# Atlas table saw...it's an oldie!



## dask (Dec 24, 2011)

MODEL S8ES
Picked up this guy at the local recycling center for $10. Motor is a little slow to start (capacitor?) and if any pressure is applied to the pulley with my hand it stalls. I have (2) 113 craftsman tablesaw motors, 1hp and 1.5 hp that I can put on it but would rather try to repair the existing motor…price willing. It doesn’t have a fence but I’m thinking of building a small sled for it. The tilt and height cranks are very smooth and I’m sure after a good cleaning and a little lube they will be even smoother. Not sure of date of manufacture but I’m sure it’s older than me. Btw…this saw is built like a tank and considering it’s small size it weighs just as much.
Any ideas or input would be appreciated.
dask


----------



## jw2170 (Jan 24, 2008)

Looks like a very old "contractor" type saw with the side tables missing..


----------



## coxhaus (Jul 18, 2011)

Nice saw and a good save.
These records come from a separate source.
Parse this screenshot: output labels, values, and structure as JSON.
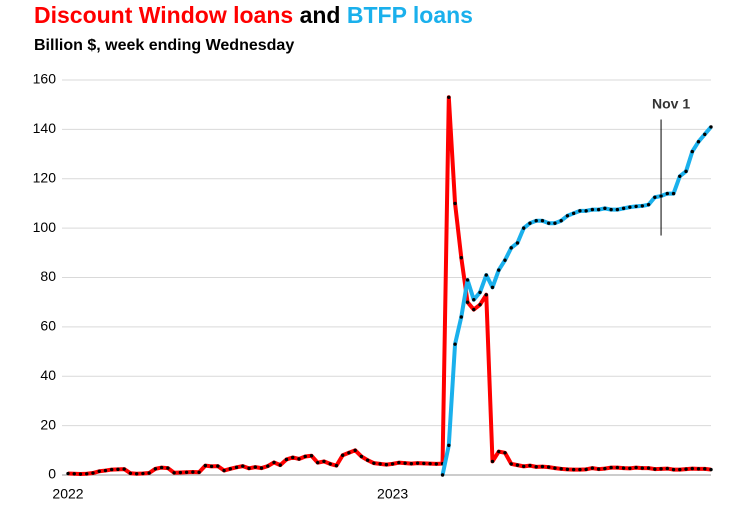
{
  "chart_data": {
    "type": "line",
    "title_connector": "and",
    "subtitle": "Billion $, week ending Wednesday",
    "annotation": "Nov 1",
    "categories": [
      "2022",
      null,
      null,
      null,
      null,
      null,
      null,
      null,
      null,
      null,
      null,
      null,
      null,
      null,
      null,
      null,
      null,
      null,
      null,
      null,
      null,
      null,
      null,
      null,
      null,
      null,
      null,
      null,
      null,
      null,
      null,
      null,
      null,
      null,
      null,
      null,
      null,
      null,
      null,
      null,
      null,
      null,
      null,
      null,
      null,
      null,
      null,
      null,
      null,
      null,
      null,
      null,
      "2023",
      null,
      null,
      null,
      null,
      null,
      null,
      null,
      null,
      null,
      null,
      null,
      null,
      null,
      null,
      null,
      null,
      null,
      null,
      null,
      null,
      null,
      null,
      null,
      null,
      null,
      null,
      null,
      null,
      null,
      null,
      null,
      null,
      null,
      null,
      null,
      null,
      null,
      null,
      null,
      null,
      null,
      null,
      null,
      null,
      null,
      null,
      null,
      null,
      null,
      null,
      null
    ],
    "series": [
      {
        "name": "Discount Window loans",
        "color": "#ff0000",
        "values": [
          0.6,
          0.5,
          0.4,
          0.5,
          0.8,
          1.5,
          1.8,
          2.2,
          2.3,
          2.4,
          0.7,
          0.5,
          0.6,
          0.8,
          2.5,
          3,
          2.8,
          0.9,
          1.0,
          1.1,
          1.2,
          1.1,
          3.8,
          3.5,
          3.6,
          1.8,
          2.5,
          3.1,
          3.6,
          2.7,
          3.2,
          2.8,
          3.6,
          5.1,
          4.0,
          6.3,
          7.1,
          6.5,
          7.5,
          7.8,
          5.0,
          5.5,
          4.5,
          3.8,
          8.0,
          9.0,
          10.0,
          7.5,
          6.0,
          4.8,
          4.5,
          4.2,
          4.5,
          5.0,
          4.8,
          4.6,
          4.8,
          4.7,
          4.6,
          4.5,
          4.6,
          153,
          110,
          88,
          70,
          67,
          69,
          73,
          5.5,
          9.5,
          9,
          4.5,
          4,
          3.5,
          3.8,
          3.3,
          3.4,
          3.2,
          2.8,
          2.5,
          2.3,
          2.2,
          2.2,
          2.3,
          2.8,
          2.4,
          2.6,
          3,
          3,
          2.8,
          2.7,
          3,
          2.8,
          2.8,
          2.4,
          2.5,
          2.6,
          2.2,
          2.2,
          2.4,
          2.6,
          2.5,
          2.5,
          2.2
        ]
      },
      {
        "name": "BTFP loans",
        "color": "#1ab0ec",
        "values": [
          null,
          null,
          null,
          null,
          null,
          null,
          null,
          null,
          null,
          null,
          null,
          null,
          null,
          null,
          null,
          null,
          null,
          null,
          null,
          null,
          null,
          null,
          null,
          null,
          null,
          null,
          null,
          null,
          null,
          null,
          null,
          null,
          null,
          null,
          null,
          null,
          null,
          null,
          null,
          null,
          null,
          null,
          null,
          null,
          null,
          null,
          null,
          null,
          null,
          null,
          null,
          null,
          null,
          null,
          null,
          null,
          null,
          null,
          null,
          null,
          0,
          12,
          53,
          64,
          79,
          71,
          74,
          81,
          76,
          83,
          87,
          92,
          94,
          100,
          102,
          103,
          103,
          102,
          102,
          103,
          105,
          106,
          107,
          107,
          107.5,
          107.5,
          108,
          107.5,
          107.5,
          108,
          108.5,
          108.8,
          109,
          109.5,
          112.5,
          113,
          114,
          114,
          121,
          123,
          131,
          135,
          138,
          141
        ]
      }
    ],
    "ylim": [
      0,
      160
    ],
    "yticks": [
      0,
      20,
      40,
      60,
      80,
      100,
      120,
      140,
      160
    ],
    "grid": true
  }
}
I have an older 9 inch Delta which I put a Delta T2 fence on. My saw is not as old as yours.


----------



## Web Shepherd (Feb 8, 2012)

Kyriakos ~ I believe that your Atlas saw was built around 1939 or early 40's. An excellent web site for this type of old machinery is vintagemachinery.org 
I found a link to a guy that has your exact model. Good luck on your restoration. Your TS appears to be in good shape.

Bob


----------